Le blog écolo : penser loin, agir vite

Le blog pour une écologie populaire dans la France d'après...

22 février 2007

Les impacts économiques de l’effet de serre stimulent la communauté et les institutions internationales

Le 14 février dernier, plus de 80 législateurs et responsables des 20 plus grands pays consommateurs d'énergie se sont réunis à Washington

Après la large diffusion du film de AL GORE et le dépôt du rapport du GIEC à Paris, l’existence de l’effet de serre et ses conséquences sont largement admises. La communauté internationale se décide enfin à agir compte tenu des risques économiques prévisibles dus à la détérioration de l’environnement.
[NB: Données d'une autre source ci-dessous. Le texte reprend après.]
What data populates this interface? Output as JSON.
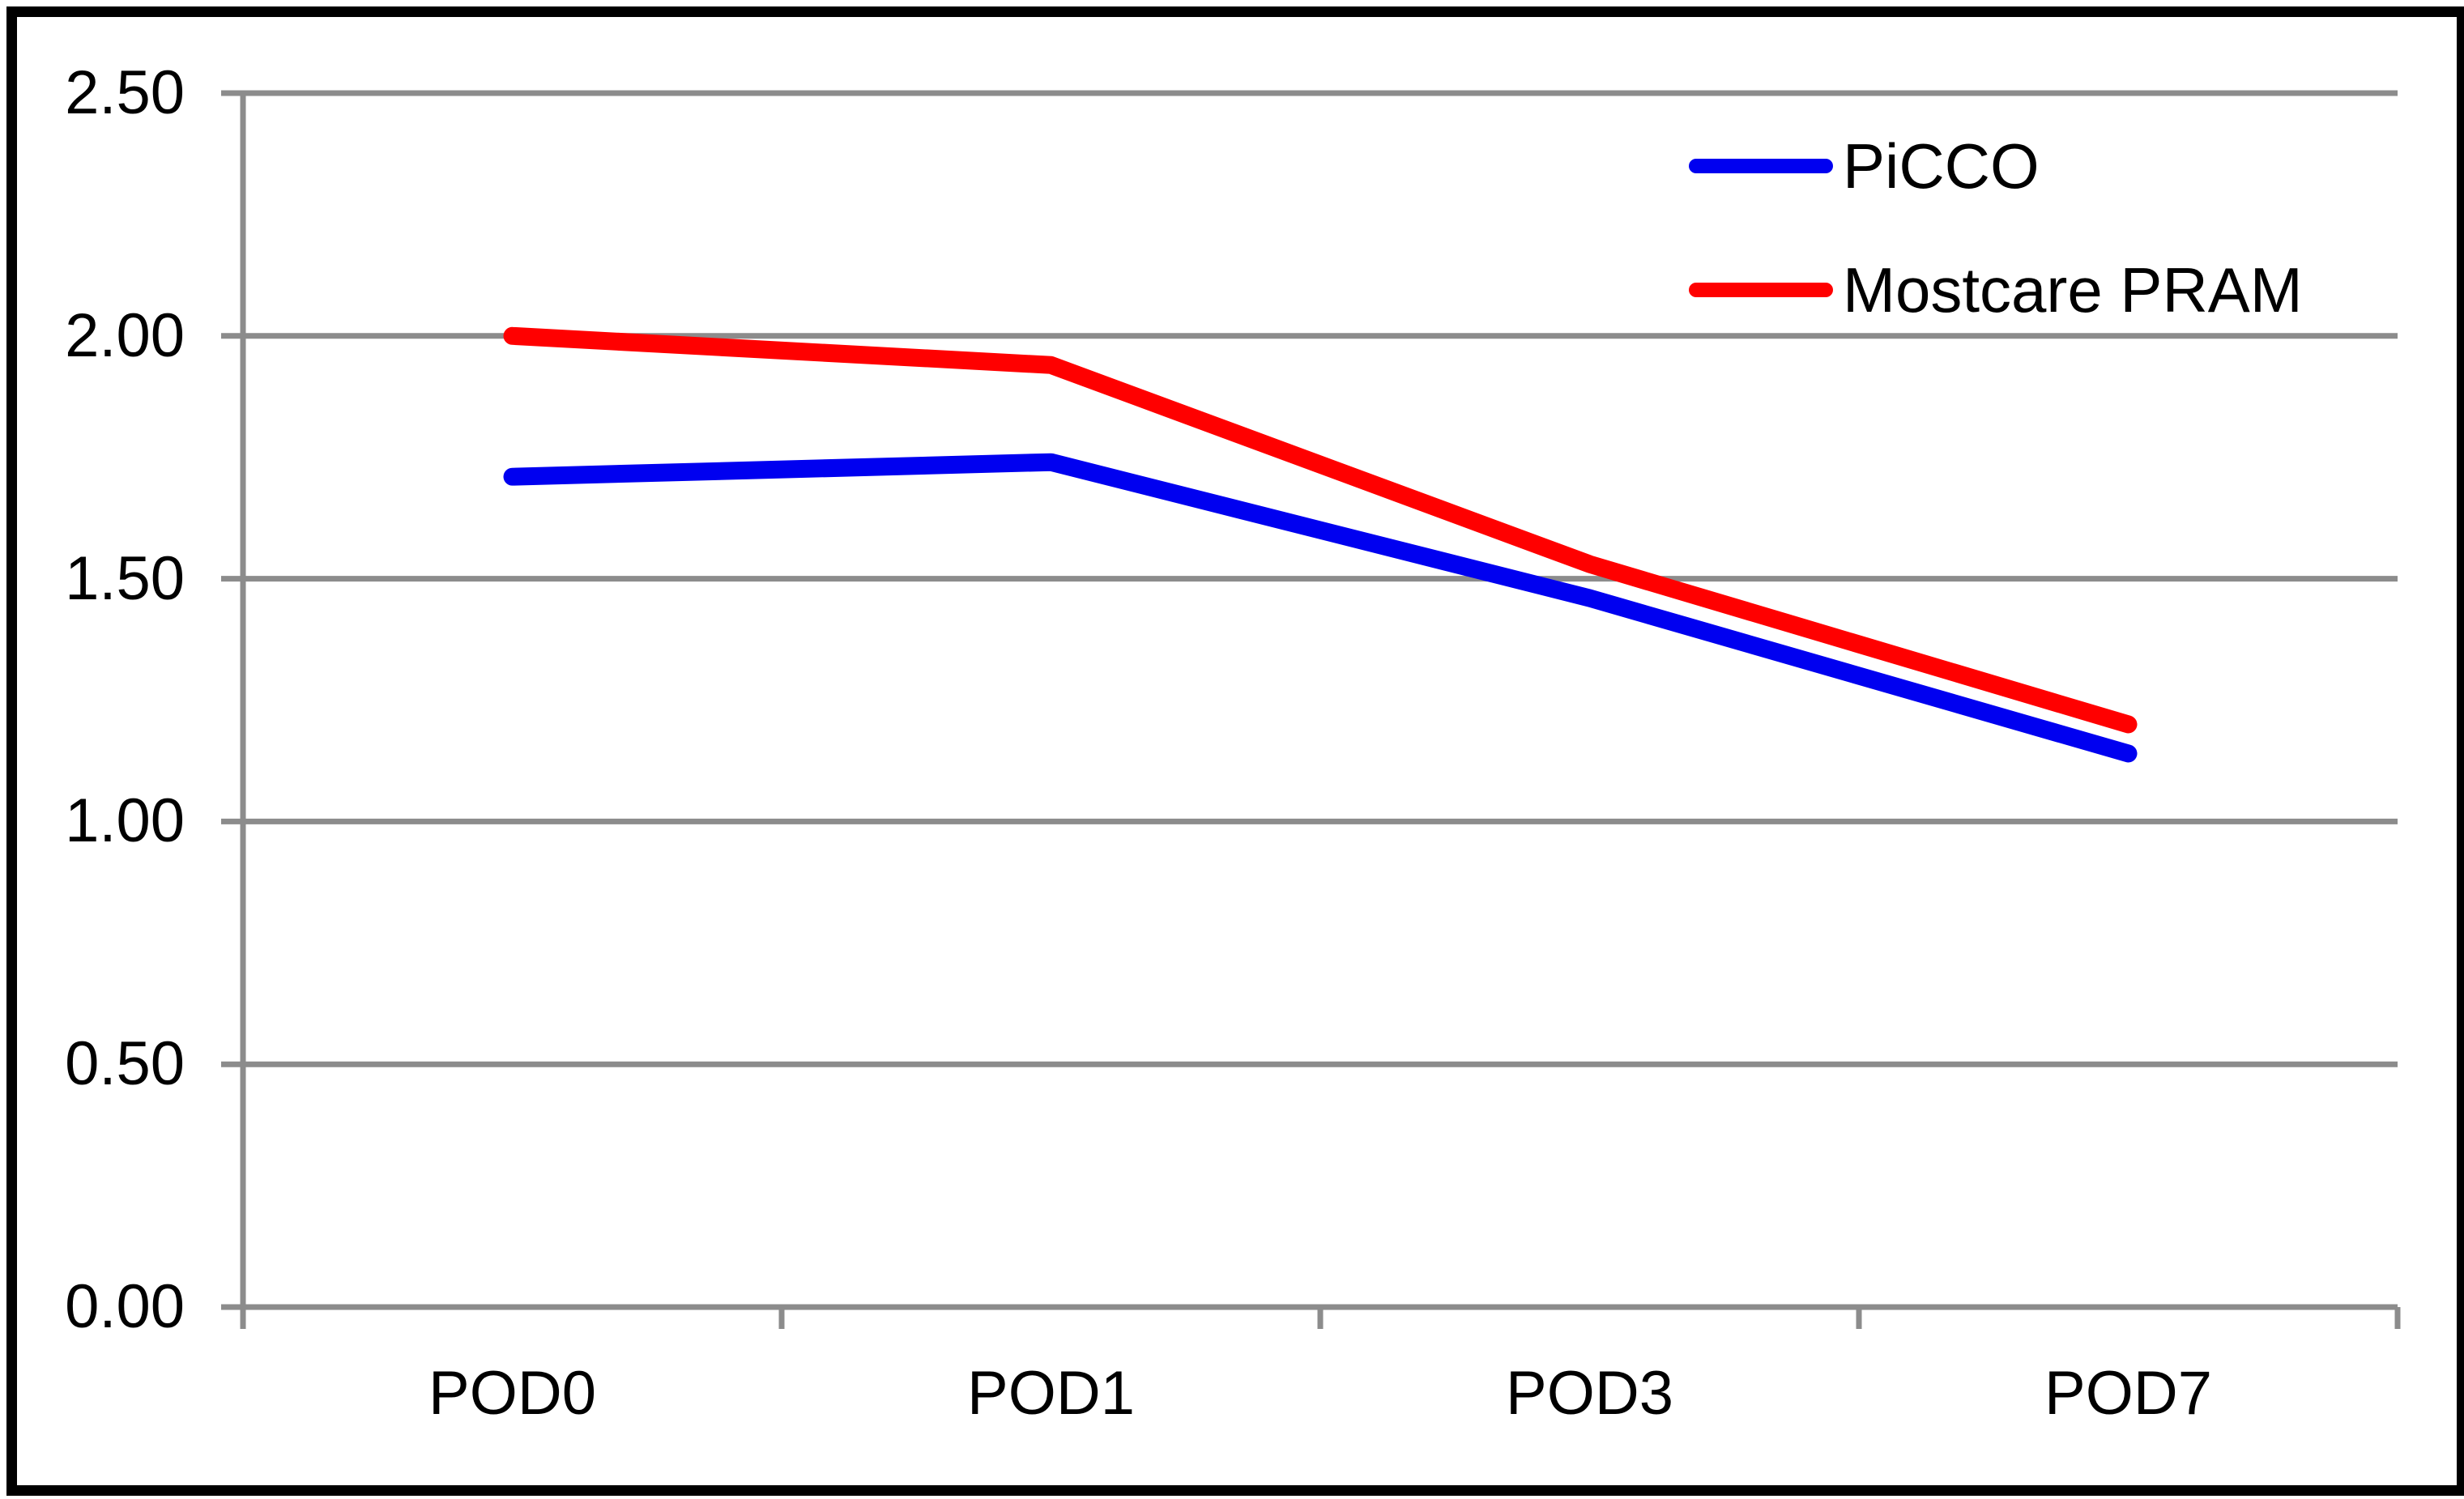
{
  "chart_data": {
    "type": "line",
    "title": "",
    "xlabel": "",
    "ylabel": "",
    "categories": [
      "POD0",
      "POD1",
      "POD3",
      "POD7"
    ],
    "series": [
      {
        "name": "PiCCO",
        "color": "#0000F0",
        "values": [
          1.71,
          1.74,
          1.46,
          1.14
        ]
      },
      {
        "name": "Mostcare PRAM",
        "color": "#FF0000",
        "values": [
          2.0,
          1.94,
          1.53,
          1.2
        ]
      }
    ],
    "ylim": [
      0,
      2.5
    ],
    "y_ticks": [
      0,
      0.5,
      1.0,
      1.5,
      2.0,
      2.5
    ],
    "y_tick_labels": [
      "0.00",
      "0.50",
      "1.00",
      "1.50",
      "2.00",
      "2.50"
    ],
    "grid": "horizontal-only",
    "legend_position": "top-right"
  },
  "colors": {
    "axis_and_grid": "#8C8C8C",
    "border": "#000000",
    "background": "#FFFFFF",
    "text": "#000000"
  }
}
Les États doivent agir pour relever le défi consistant à maintenir la croissance tout en réduisant le carbone.

L'Europe, les États-Unis, l'Inde, la Chine et 22 autres grands pays émetteurs de CO2 doivent « agir ensemble » pour tenter de venir à bout de ce problème. « Cela revient à reconnaître ce que fait tout le monde et agir ensemble » (STERN).

Le rapport Stern, déposé en octobre dernier, fait une première analyse exhaustive de l'impact économique potentiel du changement climatique et souligne les avantages économiques d’une action pour éviter l’accumulation des gaz à effet de serre dans l’atmosphère :

Si, au cours des deux prochaines décennies, les pays n'agissent pas pour arrêter l'accumulation des gaz à effet de serre dans l'atmosphère, les coûts et les risques globaux liés au changement climatique équivaudraient à la perte d'au moins 5 % du PIB par an. En revanche, une intervention immédiate coûterait à peu près 1 % du PIB mondial chaque année.

Il souligne, d’autre part, que les populations pauvres des pays en développement seraient les plus touchées par des problèmes tels que la sècheresse, les inondations, les ouragans ou l'élévation du niveau de la mer qui empireront sans doute considérablement pendant la deuxième moitié de ce siècle et durant le siècle suivant, à mesure que la planète continue de se réchauffer et que fond la glace polaire.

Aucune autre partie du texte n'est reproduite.